D’autres ont décidé de dresser leur propre barricade en amont, à l’aide de troncs d’arbres et de pneus, contrastant avec le plastique utilisé plus bas. «On veut leur faire passer le message réciproque», clame l’initiateur de l’action, déambulant encagoulé afin d’éviter toute reconnaissance.

Plus bas, le barrage routier a provoqué un attroupement de citoyens interloqués, venus apporter de la nourriture aux membres de la ZAD. De jeunes Morgien·ne·s échangent avec un groupe de personnes âgées, leur expliquant que les ZADistes espèrent du soutien de la population lors des ultimatums fixés, pour pouvoir résister face à l’expulsion, de manière non violente. Une déclaration d’une villageoise âgée interpelle : «Je ne vais jamais pouvoir monter les boîtes de conserves en haut sans voiture». Si la barrière n’empêche pas le passage de piétons, elle vise à dissuader l’aide citoyenne, les curieux et ceux venus pour un y séjourner le temps d’un week-end.

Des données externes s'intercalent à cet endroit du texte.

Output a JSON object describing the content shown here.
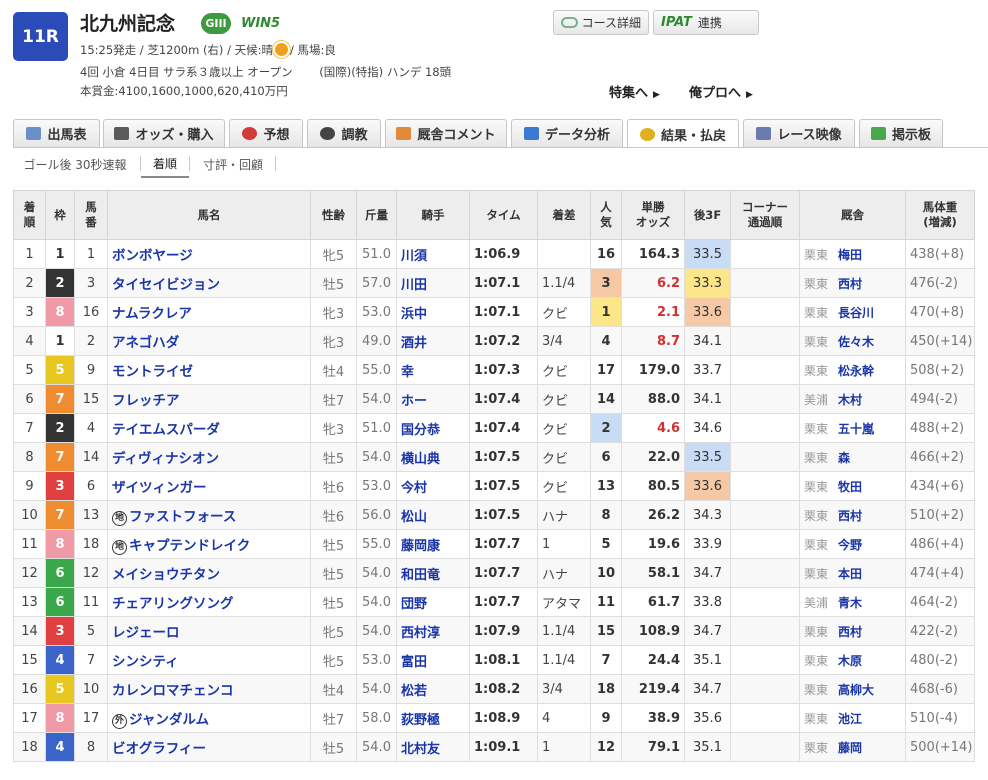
{
  "race": {
    "number": "11R",
    "name": "北九州記念",
    "grade": "GIII",
    "win5": "WIN5",
    "line1_pre": "15:25発走 / 芝1200m (右) / 天候:晴",
    "line1_post": "/ 馬場:良",
    "line2": "4回 小倉 4日目 サラ系３歳以上 オープン　 　(国際)(特指) ハンデ 18頭",
    "line3": "本賞金:4100,1600,1000,620,410万円"
  },
  "buttons": {
    "course": "コース詳細",
    "ipat": "IPAT",
    "ipat_label": "連携",
    "feature": "特集へ",
    "orepro": "俺プロへ"
  },
  "tabs": [
    {
      "label": "出馬表",
      "icon": "table-icon",
      "color": "#6a8fc9"
    },
    {
      "label": "オッズ・購入",
      "icon": "odds-icon",
      "color": "#5a5a5a"
    },
    {
      "label": "予想",
      "icon": "target-icon",
      "color": "#d33a3a"
    },
    {
      "label": "調教",
      "icon": "stopwatch-icon",
      "color": "#444444"
    },
    {
      "label": "厩舎コメント",
      "icon": "stable-icon",
      "color": "#e08a3a"
    },
    {
      "label": "データ分析",
      "icon": "bar-chart-icon",
      "color": "#3a7ad0"
    },
    {
      "label": "結果・払戻",
      "icon": "coins-icon",
      "color": "#e0b020"
    },
    {
      "label": "レース映像",
      "icon": "video-icon",
      "color": "#6a7ab0"
    },
    {
      "label": "掲示板",
      "icon": "chat-icon",
      "color": "#4aa84a"
    }
  ],
  "subtabs": [
    "ゴール後 30秒速報",
    "着順",
    "寸評・回顧"
  ],
  "headers": [
    "着\n順",
    "枠",
    "馬\n番",
    "馬名",
    "性齢",
    "斤量",
    "騎手",
    "タイム",
    "着差",
    "人\n気",
    "単勝\nオッズ",
    "後3F",
    "コーナー\n通過順",
    "厩舎",
    "馬体重\n(増減)"
  ],
  "waku_colors": {
    "1": {
      "bg": "#ffffff",
      "fg": "#333333"
    },
    "2": {
      "bg": "#333333",
      "fg": "#ffffff"
    },
    "3": {
      "bg": "#e04040",
      "fg": "#ffffff"
    },
    "4": {
      "bg": "#3a64c8",
      "fg": "#ffffff"
    },
    "5": {
      "bg": "#e8c820",
      "fg": "#ffffff"
    },
    "6": {
      "bg": "#3aa84a",
      "fg": "#ffffff"
    },
    "7": {
      "bg": "#f08c30",
      "fg": "#ffffff"
    },
    "8": {
      "bg": "#f09aa8",
      "fg": "#ffffff"
    }
  },
  "rank_colors": {
    "1": "#fbe78a",
    "2": "#c9dcf5",
    "3": "#f5c9a5"
  },
  "rows": [
    {
      "pos": "1",
      "waku": "1",
      "num": "1",
      "mark": "",
      "name": "ボンボヤージ",
      "sex": "牝5",
      "wt": "51.0",
      "jockey": "川須",
      "time": "1:06.9",
      "margin": "",
      "pop": "16",
      "odds": "164.3",
      "last3f": "33.5",
      "l3rank": "2",
      "corner": "",
      "region": "栗東",
      "trainer": "梅田",
      "body": "438(+8)"
    },
    {
      "pos": "2",
      "waku": "2",
      "num": "3",
      "mark": "",
      "name": "タイセイビジョン",
      "sex": "牡5",
      "wt": "57.0",
      "jockey": "川田",
      "time": "1:07.1",
      "margin": "1.1/4",
      "pop": "3",
      "odds": "6.2",
      "last3f": "33.3",
      "l3rank": "1",
      "corner": "",
      "region": "栗東",
      "trainer": "西村",
      "body": "476(-2)"
    },
    {
      "pos": "3",
      "waku": "8",
      "num": "16",
      "mark": "",
      "name": "ナムラクレア",
      "sex": "牝3",
      "wt": "53.0",
      "jockey": "浜中",
      "time": "1:07.1",
      "margin": "クビ",
      "pop": "1",
      "odds": "2.1",
      "last3f": "33.6",
      "l3rank": "3",
      "corner": "",
      "region": "栗東",
      "trainer": "長谷川",
      "body": "470(+8)"
    },
    {
      "pos": "4",
      "waku": "1",
      "num": "2",
      "mark": "",
      "name": "アネゴハダ",
      "sex": "牝3",
      "wt": "49.0",
      "jockey": "酒井",
      "time": "1:07.2",
      "margin": "3/4",
      "pop": "4",
      "odds": "8.7",
      "last3f": "34.1",
      "l3rank": "",
      "corner": "",
      "region": "栗東",
      "trainer": "佐々木",
      "body": "450(+14)"
    },
    {
      "pos": "5",
      "waku": "5",
      "num": "9",
      "mark": "",
      "name": "モントライゼ",
      "sex": "牡4",
      "wt": "55.0",
      "jockey": "幸",
      "time": "1:07.3",
      "margin": "クビ",
      "pop": "17",
      "odds": "179.0",
      "last3f": "33.7",
      "l3rank": "",
      "corner": "",
      "region": "栗東",
      "trainer": "松永幹",
      "body": "508(+2)"
    },
    {
      "pos": "6",
      "waku": "7",
      "num": "15",
      "mark": "",
      "name": "フレッチア",
      "sex": "牡7",
      "wt": "54.0",
      "jockey": "ホー",
      "time": "1:07.4",
      "margin": "クビ",
      "pop": "14",
      "odds": "88.0",
      "last3f": "34.1",
      "l3rank": "",
      "corner": "",
      "region": "美浦",
      "trainer": "木村",
      "body": "494(-2)"
    },
    {
      "pos": "7",
      "waku": "2",
      "num": "4",
      "mark": "",
      "name": "テイエムスパーダ",
      "sex": "牝3",
      "wt": "51.0",
      "jockey": "国分恭",
      "time": "1:07.4",
      "margin": "クビ",
      "pop": "2",
      "odds": "4.6",
      "last3f": "34.6",
      "l3rank": "",
      "corner": "",
      "region": "栗東",
      "trainer": "五十嵐",
      "body": "488(+2)"
    },
    {
      "pos": "8",
      "waku": "7",
      "num": "14",
      "mark": "",
      "name": "ディヴィナシオン",
      "sex": "牡5",
      "wt": "54.0",
      "jockey": "横山典",
      "time": "1:07.5",
      "margin": "クビ",
      "pop": "6",
      "odds": "22.0",
      "last3f": "33.5",
      "l3rank": "2",
      "corner": "",
      "region": "栗東",
      "trainer": "森",
      "body": "466(+2)"
    },
    {
      "pos": "9",
      "waku": "3",
      "num": "6",
      "mark": "",
      "name": "ザイツィンガー",
      "sex": "牡6",
      "wt": "53.0",
      "jockey": "今村",
      "time": "1:07.5",
      "margin": "クビ",
      "pop": "13",
      "odds": "80.5",
      "last3f": "33.6",
      "l3rank": "3",
      "corner": "",
      "region": "栗東",
      "trainer": "牧田",
      "body": "434(+6)"
    },
    {
      "pos": "10",
      "waku": "7",
      "num": "13",
      "mark": "地",
      "name": "ファストフォース",
      "sex": "牡6",
      "wt": "56.0",
      "jockey": "松山",
      "time": "1:07.5",
      "margin": "ハナ",
      "pop": "8",
      "odds": "26.2",
      "last3f": "34.3",
      "l3rank": "",
      "corner": "",
      "region": "栗東",
      "trainer": "西村",
      "body": "510(+2)"
    },
    {
      "pos": "11",
      "waku": "8",
      "num": "18",
      "mark": "地",
      "name": "キャプテンドレイク",
      "sex": "牡5",
      "wt": "55.0",
      "jockey": "藤岡康",
      "time": "1:07.7",
      "margin": "1",
      "pop": "5",
      "odds": "19.6",
      "last3f": "33.9",
      "l3rank": "",
      "corner": "",
      "region": "栗東",
      "trainer": "今野",
      "body": "486(+4)"
    },
    {
      "pos": "12",
      "waku": "6",
      "num": "12",
      "mark": "",
      "name": "メイショウチタン",
      "sex": "牡5",
      "wt": "54.0",
      "jockey": "和田竜",
      "time": "1:07.7",
      "margin": "ハナ",
      "pop": "10",
      "odds": "58.1",
      "last3f": "34.7",
      "l3rank": "",
      "corner": "",
      "region": "栗東",
      "trainer": "本田",
      "body": "474(+4)"
    },
    {
      "pos": "13",
      "waku": "6",
      "num": "11",
      "mark": "",
      "name": "チェアリングソング",
      "sex": "牡5",
      "wt": "54.0",
      "jockey": "団野",
      "time": "1:07.7",
      "margin": "アタマ",
      "pop": "11",
      "odds": "61.7",
      "last3f": "33.8",
      "l3rank": "",
      "corner": "",
      "region": "美浦",
      "trainer": "青木",
      "body": "464(-2)"
    },
    {
      "pos": "14",
      "waku": "3",
      "num": "5",
      "mark": "",
      "name": "レジェーロ",
      "sex": "牝5",
      "wt": "54.0",
      "jockey": "西村淳",
      "time": "1:07.9",
      "margin": "1.1/4",
      "pop": "15",
      "odds": "108.9",
      "last3f": "34.7",
      "l3rank": "",
      "corner": "",
      "region": "栗東",
      "trainer": "西村",
      "body": "422(-2)"
    },
    {
      "pos": "15",
      "waku": "4",
      "num": "7",
      "mark": "",
      "name": "シンシティ",
      "sex": "牝5",
      "wt": "53.0",
      "jockey": "富田",
      "time": "1:08.1",
      "margin": "1.1/4",
      "pop": "7",
      "odds": "24.4",
      "last3f": "35.1",
      "l3rank": "",
      "corner": "",
      "region": "栗東",
      "trainer": "木原",
      "body": "480(-2)"
    },
    {
      "pos": "16",
      "waku": "5",
      "num": "10",
      "mark": "",
      "name": "カレンロマチェンコ",
      "sex": "牡4",
      "wt": "54.0",
      "jockey": "松若",
      "time": "1:08.2",
      "margin": "3/4",
      "pop": "18",
      "odds": "219.4",
      "last3f": "34.7",
      "l3rank": "",
      "corner": "",
      "region": "栗東",
      "trainer": "高柳大",
      "body": "468(-6)"
    },
    {
      "pos": "17",
      "waku": "8",
      "num": "17",
      "mark": "外",
      "name": "ジャンダルム",
      "sex": "牡7",
      "wt": "58.0",
      "jockey": "荻野極",
      "time": "1:08.9",
      "margin": "4",
      "pop": "9",
      "odds": "38.9",
      "last3f": "35.6",
      "l3rank": "",
      "corner": "",
      "region": "栗東",
      "trainer": "池江",
      "body": "510(-4)"
    },
    {
      "pos": "18",
      "waku": "4",
      "num": "8",
      "mark": "",
      "name": "ビオグラフィー",
      "sex": "牡5",
      "wt": "54.0",
      "jockey": "北村友",
      "time": "1:09.1",
      "margin": "1",
      "pop": "12",
      "odds": "79.1",
      "last3f": "35.1",
      "l3rank": "",
      "corner": "",
      "region": "栗東",
      "trainer": "藤岡",
      "body": "500(+14)"
    }
  ]
}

Le message est fort. Chaque camp commence à serrer la vis et un ZADiste rapporte qu’un policier leur a promis « une surprise » dans les jours à venir, laissant entendre que le conflit se corse. Les jours à venir indiqueront si la mesure produira l’effet escompté, qu’on comptera au nombre de personnes s’opposant à l’expulsion des ZADistes.